Initiatives are also private. In Australia, billionaire Jeffrey Cumming has committed $170 million to fund a research center run by pathologist Sharon Lewin.
This team will focus on developing technologies that can serve as the basis for rapidly adaptable therapies against novel pathogens.
The model is the mRNA vaccines that have been developed against the coronavirus. Sharon Lewin told AFP the Australian center would be ready within six months.
The goal is to learn how to respond urgently to an unknown pathogen, but anticipation also includes identifying known risks.
The World Health Organization is updating its list of microbes to monitor.
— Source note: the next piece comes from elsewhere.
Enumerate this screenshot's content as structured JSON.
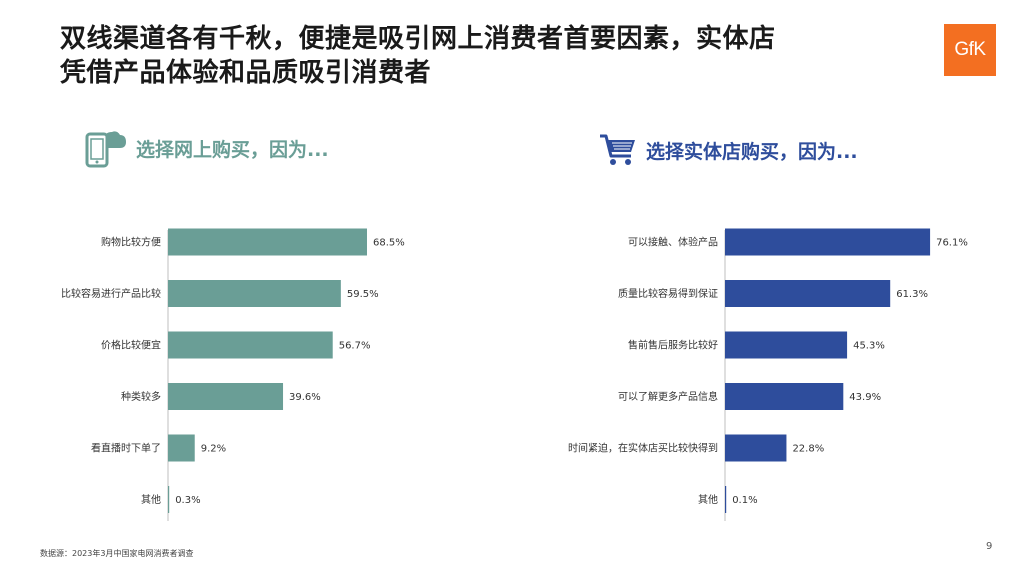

In addition to influenza, attention is paid to coronaviruses in general and the highly dangerous Ebola and Zika viruses.
Epidemiologist Jennifer Nuzzo, of Brown University in the US, warns that “a few mutations of each of these viruses” is enough to double the spread.
Other closely watched pathogens are arenaviruses, paramyxoviruses, to which measles and mumps belong, or Marburg virus.
Above all, experts and activists fear a lack of political will, as in the case of financing. CEPI, which was co-founded by several states and the Bill & Melinda Gates Foundation to tackle the pandemic, is seeking $800 million to prepare a five-year response plan.
There is also the thorny issue of getting vaccines, starting in poorer countries. “For me, the tragedy of Covid has been the uneven distribution of vaccines, even when they were already available,” says Nozzo.
Experts agree that if there is no quick and cheap access to vaccines in Latin America, Africa or Asia, the next crisis will not have an adequate response.
Mohga Kamal Yani, representative of the People Vaccine Alliance, says the patent discussions within the WHO are “extremely troubling”.